The youth and Krispos exchanged nods. Tanilis was older than he’d thought; at first glance, he’d guessed her age to be within a few years of his.
He was still not used to being called sir. Eminent sir was for the likes of Iakovitzes, not him: how could he become a noble? Why, then, had Tanilis used it? He started to tell her, as politely as he could, that she’d made a mistake, but the service began and robbed him of the chance.
Phos’ creed, of course, he could have recited asleep or awake; it was engrained in him. The rest of the prayers and hymns were hardly less familiar. He went through them, rising and taking his seat at the proper times, most of his mind elsewhere. He barely remembered to ask Phos to help Iakovitzes in his talks with Lexo, which was why he had come to the temple in the first place.

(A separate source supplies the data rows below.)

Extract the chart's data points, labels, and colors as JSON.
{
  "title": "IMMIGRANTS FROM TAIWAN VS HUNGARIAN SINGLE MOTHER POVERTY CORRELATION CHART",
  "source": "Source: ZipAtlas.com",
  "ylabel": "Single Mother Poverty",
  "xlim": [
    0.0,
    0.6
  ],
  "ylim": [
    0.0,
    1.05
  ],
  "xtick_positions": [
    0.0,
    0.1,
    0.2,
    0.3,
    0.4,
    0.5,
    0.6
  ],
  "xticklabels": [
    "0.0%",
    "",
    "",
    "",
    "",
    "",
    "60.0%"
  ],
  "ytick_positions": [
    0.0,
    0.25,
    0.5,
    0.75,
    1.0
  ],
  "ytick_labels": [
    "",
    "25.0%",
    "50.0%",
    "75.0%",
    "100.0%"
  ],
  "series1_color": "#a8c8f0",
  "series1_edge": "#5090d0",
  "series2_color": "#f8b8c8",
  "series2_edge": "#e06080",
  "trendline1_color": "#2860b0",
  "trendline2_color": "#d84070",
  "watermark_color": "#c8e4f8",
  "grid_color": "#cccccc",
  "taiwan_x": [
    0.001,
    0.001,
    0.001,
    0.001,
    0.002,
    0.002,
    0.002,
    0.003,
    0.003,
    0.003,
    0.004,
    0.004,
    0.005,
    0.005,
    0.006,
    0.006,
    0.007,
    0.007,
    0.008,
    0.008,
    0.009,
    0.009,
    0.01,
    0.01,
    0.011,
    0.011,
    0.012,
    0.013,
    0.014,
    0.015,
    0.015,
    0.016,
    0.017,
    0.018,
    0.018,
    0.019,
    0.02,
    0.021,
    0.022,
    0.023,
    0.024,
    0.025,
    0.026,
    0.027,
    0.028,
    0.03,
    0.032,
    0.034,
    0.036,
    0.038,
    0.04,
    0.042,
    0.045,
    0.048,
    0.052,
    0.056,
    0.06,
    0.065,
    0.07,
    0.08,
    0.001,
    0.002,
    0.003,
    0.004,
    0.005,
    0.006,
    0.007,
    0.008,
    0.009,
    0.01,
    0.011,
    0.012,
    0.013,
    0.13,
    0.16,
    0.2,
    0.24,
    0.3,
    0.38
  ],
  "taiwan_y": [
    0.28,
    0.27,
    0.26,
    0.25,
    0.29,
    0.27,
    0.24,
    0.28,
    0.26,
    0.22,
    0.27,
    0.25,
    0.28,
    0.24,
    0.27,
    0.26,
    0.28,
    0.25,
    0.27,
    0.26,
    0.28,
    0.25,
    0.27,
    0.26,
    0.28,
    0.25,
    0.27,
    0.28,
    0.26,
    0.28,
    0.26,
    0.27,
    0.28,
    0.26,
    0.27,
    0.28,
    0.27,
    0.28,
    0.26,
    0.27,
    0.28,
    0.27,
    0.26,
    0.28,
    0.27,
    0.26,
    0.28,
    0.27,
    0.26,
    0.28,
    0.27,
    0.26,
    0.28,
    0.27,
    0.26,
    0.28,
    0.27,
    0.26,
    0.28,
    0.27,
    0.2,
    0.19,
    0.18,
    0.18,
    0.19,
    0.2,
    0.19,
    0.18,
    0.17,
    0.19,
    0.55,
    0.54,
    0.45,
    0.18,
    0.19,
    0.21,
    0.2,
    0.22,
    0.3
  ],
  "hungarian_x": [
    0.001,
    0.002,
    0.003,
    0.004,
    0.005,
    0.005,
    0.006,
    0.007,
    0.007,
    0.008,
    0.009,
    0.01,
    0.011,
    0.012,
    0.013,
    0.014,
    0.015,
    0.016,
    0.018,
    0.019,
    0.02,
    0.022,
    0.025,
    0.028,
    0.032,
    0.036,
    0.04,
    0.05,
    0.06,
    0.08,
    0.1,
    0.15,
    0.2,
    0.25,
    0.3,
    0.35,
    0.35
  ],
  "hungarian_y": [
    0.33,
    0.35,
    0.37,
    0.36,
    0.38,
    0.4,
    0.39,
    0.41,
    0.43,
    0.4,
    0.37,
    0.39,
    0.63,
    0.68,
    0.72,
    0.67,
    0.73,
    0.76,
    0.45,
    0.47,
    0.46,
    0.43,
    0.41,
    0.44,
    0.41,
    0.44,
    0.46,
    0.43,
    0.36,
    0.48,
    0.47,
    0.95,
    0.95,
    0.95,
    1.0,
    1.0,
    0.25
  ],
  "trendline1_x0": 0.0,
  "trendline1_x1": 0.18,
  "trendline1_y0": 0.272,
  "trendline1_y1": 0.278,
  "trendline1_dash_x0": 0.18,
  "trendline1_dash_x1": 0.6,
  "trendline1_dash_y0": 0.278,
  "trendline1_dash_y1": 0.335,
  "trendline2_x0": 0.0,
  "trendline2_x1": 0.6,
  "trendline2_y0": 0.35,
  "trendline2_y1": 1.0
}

Out of the corner of his eye, he kept watching Tanilis. Her profile was sculptured, elegant; no loose flesh hung under her chin. But, though artfully applied powder almost hid them, the beginnings of lines bracketed her mouth and met at the corners of her eyes. Here and there a white thread ran through her piled-up curls of jet. He supposed she might be old enough to have a son close to his age. She was beautiful, even so.
She seemed to take no notice of his inspection, giving herself wholly to the celebration of Phos’ liturgy. Eventually Krispos had to do the same, for the hymns of praise for the holy Abdaas were Opsikion’s own; he had not met them before. But even as he stumbled through them, he was aware of her beside him.
The worshipers spoke Phos’ creed one last time. From his place at the altar, the local prelate lifted up his hands in blessing. “Go now, in peace and goodness,” he declared. The service was over.
Krispos rose and stretched. Tanilis and her son also stood up. “Thanks again for making room for me,” he told them, as he turned to go.
“The privilege was mine, eminent sir,” Tanilis said. Her ornate gold earrings tinkled softly as she looked down to the floor.